The grandfather of Charles wrote the following poem, which might be considered one of the foundational verses of evolutionary biology:
Organic life beneath the shoreless waves
Was born and nurs’d in ocean’s pearly caves;
First forms minute, unseen by spheric glass,
Move on the mud, or pierce the watery mass;
These, as successive generations bloom,
New powers acquire and larger limbs assume;
Whence countless groups of vegetation spring,
And breathing realms of fin and feet and wing.
One may compare this with the hymns of gR^itsamada shaunahotra shaunaka bhArgava:
sa īṃ vṛṣājanayat tāsu garbhaṃ sa īṃ siśurdhayati taṃ rihanti |
so apāṃ napād-anabhimlātavarṇo .anyasyeveha tanvā viveṣa ||
Of great fertility, he has generated himself as a germ in those [waters]; he is their infant; he sucks the [waters]; the [waters] moisten him; apAm napAt of the waters of unfading color has entered here in a new body.

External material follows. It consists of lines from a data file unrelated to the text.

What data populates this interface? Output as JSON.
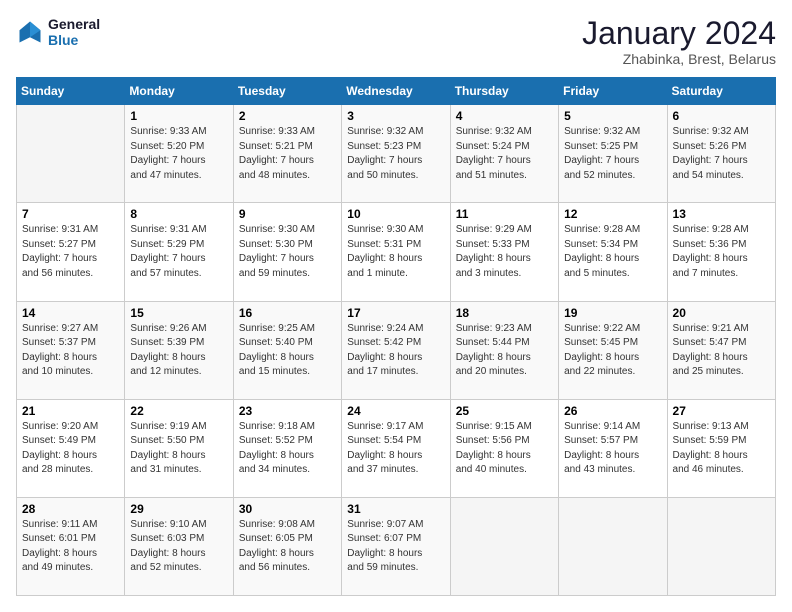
{
  "logo": {
    "line1": "General",
    "line2": "Blue"
  },
  "title": "January 2024",
  "subtitle": "Zhabinka, Brest, Belarus",
  "days_header": [
    "Sunday",
    "Monday",
    "Tuesday",
    "Wednesday",
    "Thursday",
    "Friday",
    "Saturday"
  ],
  "weeks": [
    [
      {
        "day": "",
        "info": ""
      },
      {
        "day": "1",
        "info": "Sunrise: 9:33 AM\nSunset: 5:20 PM\nDaylight: 7 hours\nand 47 minutes."
      },
      {
        "day": "2",
        "info": "Sunrise: 9:33 AM\nSunset: 5:21 PM\nDaylight: 7 hours\nand 48 minutes."
      },
      {
        "day": "3",
        "info": "Sunrise: 9:32 AM\nSunset: 5:23 PM\nDaylight: 7 hours\nand 50 minutes."
      },
      {
        "day": "4",
        "info": "Sunrise: 9:32 AM\nSunset: 5:24 PM\nDaylight: 7 hours\nand 51 minutes."
      },
      {
        "day": "5",
        "info": "Sunrise: 9:32 AM\nSunset: 5:25 PM\nDaylight: 7 hours\nand 52 minutes."
      },
      {
        "day": "6",
        "info": "Sunrise: 9:32 AM\nSunset: 5:26 PM\nDaylight: 7 hours\nand 54 minutes."
      }
    ],
    [
      {
        "day": "7",
        "info": "Sunrise: 9:31 AM\nSunset: 5:27 PM\nDaylight: 7 hours\nand 56 minutes."
      },
      {
        "day": "8",
        "info": "Sunrise: 9:31 AM\nSunset: 5:29 PM\nDaylight: 7 hours\nand 57 minutes."
      },
      {
        "day": "9",
        "info": "Sunrise: 9:30 AM\nSunset: 5:30 PM\nDaylight: 7 hours\nand 59 minutes."
      },
      {
        "day": "10",
        "info": "Sunrise: 9:30 AM\nSunset: 5:31 PM\nDaylight: 8 hours\nand 1 minute."
      },
      {
        "day": "11",
        "info": "Sunrise: 9:29 AM\nSunset: 5:33 PM\nDaylight: 8 hours\nand 3 minutes."
      },
      {
        "day": "12",
        "info": "Sunrise: 9:28 AM\nSunset: 5:34 PM\nDaylight: 8 hours\nand 5 minutes."
      },
      {
        "day": "13",
        "info": "Sunrise: 9:28 AM\nSunset: 5:36 PM\nDaylight: 8 hours\nand 7 minutes."
      }
    ],
    [
      {
        "day": "14",
        "info": "Sunrise: 9:27 AM\nSunset: 5:37 PM\nDaylight: 8 hours\nand 10 minutes."
      },
      {
        "day": "15",
        "info": "Sunrise: 9:26 AM\nSunset: 5:39 PM\nDaylight: 8 hours\nand 12 minutes."
      },
      {
        "day": "16",
        "info": "Sunrise: 9:25 AM\nSunset: 5:40 PM\nDaylight: 8 hours\nand 15 minutes."
      },
      {
        "day": "17",
        "info": "Sunrise: 9:24 AM\nSunset: 5:42 PM\nDaylight: 8 hours\nand 17 minutes."
      },
      {
        "day": "18",
        "info": "Sunrise: 9:23 AM\nSunset: 5:44 PM\nDaylight: 8 hours\nand 20 minutes."
      },
      {
        "day": "19",
        "info": "Sunrise: 9:22 AM\nSunset: 5:45 PM\nDaylight: 8 hours\nand 22 minutes."
      },
      {
        "day": "20",
        "info": "Sunrise: 9:21 AM\nSunset: 5:47 PM\nDaylight: 8 hours\nand 25 minutes."
      }
    ],
    [
      {
        "day": "21",
        "info": "Sunrise: 9:20 AM\nSunset: 5:49 PM\nDaylight: 8 hours\nand 28 minutes."
      },
      {
        "day": "22",
        "info": "Sunrise: 9:19 AM\nSunset: 5:50 PM\nDaylight: 8 hours\nand 31 minutes."
      },
      {
        "day": "23",
        "info": "Sunrise: 9:18 AM\nSunset: 5:52 PM\nDaylight: 8 hours\nand 34 minutes."
      },
      {
        "day": "24",
        "info": "Sunrise: 9:17 AM\nSunset: 5:54 PM\nDaylight: 8 hours\nand 37 minutes."
      },
      {
        "day": "25",
        "info": "Sunrise: 9:15 AM\nSunset: 5:56 PM\nDaylight: 8 hours\nand 40 minutes."
      },
      {
        "day": "26",
        "info": "Sunrise: 9:14 AM\nSunset: 5:57 PM\nDaylight: 8 hours\nand 43 minutes."
      },
      {
        "day": "27",
        "info": "Sunrise: 9:13 AM\nSunset: 5:59 PM\nDaylight: 8 hours\nand 46 minutes."
      }
    ],
    [
      {
        "day": "28",
        "info": "Sunrise: 9:11 AM\nSunset: 6:01 PM\nDaylight: 8 hours\nand 49 minutes."
      },
      {
        "day": "29",
        "info": "Sunrise: 9:10 AM\nSunset: 6:03 PM\nDaylight: 8 hours\nand 52 minutes."
      },
      {
        "day": "30",
        "info": "Sunrise: 9:08 AM\nSunset: 6:05 PM\nDaylight: 8 hours\nand 56 minutes."
      },
      {
        "day": "31",
        "info": "Sunrise: 9:07 AM\nSunset: 6:07 PM\nDaylight: 8 hours\nand 59 minutes."
      },
      {
        "day": "",
        "info": ""
      },
      {
        "day": "",
        "info": ""
      },
      {
        "day": "",
        "info": ""
      }
    ]
  ]
}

yo apsvā sucinā daivyena ṛtāvājasra urviyā vibhāti |
vayā idanyā bhuvanānyasya pra jāyante vīrudhaśca prajābhiḥ ||
All other beings are, as it were, branches of him, who, truthful, eternal, and vast, shines amid the waters with pure and divine (radiance); and the shrubs, with their products, are born (of him).
He who is in waters with his own pure splendour spreads forth widely as per the eternal law of nature; The various beings of this world have emerged as descendents of his, the plants with all their descendents have also descended from him.